So lustig das im ersten Moment klingt: Tomlinson weiss leider nur zu genau, wovon sie spricht. Die Tiktokerin leidet unter Depressionen, kommt aus einer stickigen christlichen Familie und hat früh ihre Mutter verloren. Kindheitstraumata, die eine Liebesbeziehung belasten können.

Das vielleicht grösste Problem von traumatisierten Menschen ist, dass sie schnell mal die Gegenwart mit der Vergangenheit verwechseln. Dann werden Leute «bestraft», die eigentlich nichts verbrochen haben, und ein Mann schreit seine Partnerin an, obwohl die Frau, die ihn eigentlich verletzt hat, seine Mutter war.

Die Welt der Traumata ist bunt: Aus Mädchen mit Vaterproblemen können Frauen werden, die in Beziehungen unsicher und himmelschreiend eifersüchtig sind. Menschen, die Gewalt erlebt haben, kann es passieren, dass sie später selber gewalttätig werden. Es gibt weniges auf dieser Welt, das Beziehungen dauerhaft so belastet wie ein unverarbeitetes Kindheitstrauma.

In meinem Umfeld droht gerade eine jahrzehntelange Ehe mit Kindern zu zerbrechen: Er ist offenbar nach langem, erfolgreichem Wegdrücken von seiner Scheisskindheit eingeholt worden. Die Folge: eine schwere Depression. Aber anstatt sich zu stellen und den erlebten Missbrauch aufzuarbeiten, hat er sich entschieden, seine Frau für sein Unglück verantwortlich zu machen und auszuziehen. Ein Klassiker der Trauma-Nichtbewältigung. Traurig. Vor allem aber: so unnötig!

Das Trauma erst mal sich selbst eingestehen

Denn die frohe Botschaft lautet: Wer den Willen, den Mut und die Geduld aufbringt, sich seinen Dämonen zu stellen, der kann heilen. Und lernen, gute, gesunde und schöne Beziehungen zu führen.

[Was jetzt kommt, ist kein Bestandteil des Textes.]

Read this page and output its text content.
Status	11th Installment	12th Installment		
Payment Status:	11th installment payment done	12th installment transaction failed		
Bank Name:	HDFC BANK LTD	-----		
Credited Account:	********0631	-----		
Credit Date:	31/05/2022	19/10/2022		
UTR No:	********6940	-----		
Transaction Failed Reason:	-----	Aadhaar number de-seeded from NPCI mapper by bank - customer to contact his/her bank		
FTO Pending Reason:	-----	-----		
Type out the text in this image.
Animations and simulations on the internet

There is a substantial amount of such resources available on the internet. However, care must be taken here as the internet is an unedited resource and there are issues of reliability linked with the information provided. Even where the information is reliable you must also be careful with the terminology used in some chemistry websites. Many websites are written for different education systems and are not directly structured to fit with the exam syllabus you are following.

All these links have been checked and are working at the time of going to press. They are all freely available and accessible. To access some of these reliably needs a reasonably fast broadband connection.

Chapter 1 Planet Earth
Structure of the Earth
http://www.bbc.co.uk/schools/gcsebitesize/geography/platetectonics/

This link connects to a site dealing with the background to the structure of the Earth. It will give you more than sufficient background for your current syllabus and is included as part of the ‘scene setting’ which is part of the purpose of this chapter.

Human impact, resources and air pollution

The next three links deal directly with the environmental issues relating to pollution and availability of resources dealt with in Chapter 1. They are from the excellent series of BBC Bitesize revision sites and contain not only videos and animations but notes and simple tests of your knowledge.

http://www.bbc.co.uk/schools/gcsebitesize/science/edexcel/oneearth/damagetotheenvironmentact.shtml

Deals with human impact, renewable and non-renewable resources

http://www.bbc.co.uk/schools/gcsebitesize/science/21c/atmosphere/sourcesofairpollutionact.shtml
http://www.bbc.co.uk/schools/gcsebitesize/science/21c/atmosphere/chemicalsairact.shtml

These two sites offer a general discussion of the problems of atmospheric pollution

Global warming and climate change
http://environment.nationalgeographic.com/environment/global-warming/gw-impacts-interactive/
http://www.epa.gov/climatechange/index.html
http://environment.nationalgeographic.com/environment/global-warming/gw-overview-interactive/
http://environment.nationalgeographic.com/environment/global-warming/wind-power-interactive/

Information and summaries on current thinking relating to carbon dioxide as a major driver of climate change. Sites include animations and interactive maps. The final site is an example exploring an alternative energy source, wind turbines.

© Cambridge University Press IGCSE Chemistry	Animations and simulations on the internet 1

Dazu muss man sich das Trauma aber erst mal selbst eingestehen. Aufhören, sich zu schämen – oder es kleinzureden: Es sind ja nicht nur die Härtefälle, die einem später das Leben schwer machen können. Vielleicht war die Kindheit friedlich, aber man wurde einfach nicht für das geliebt, was man war? Schlimm genug! Und ein Grund, weshalb es einem später schwerfallen könnte, zu sich zu stehen und sich verletzlich zu machen.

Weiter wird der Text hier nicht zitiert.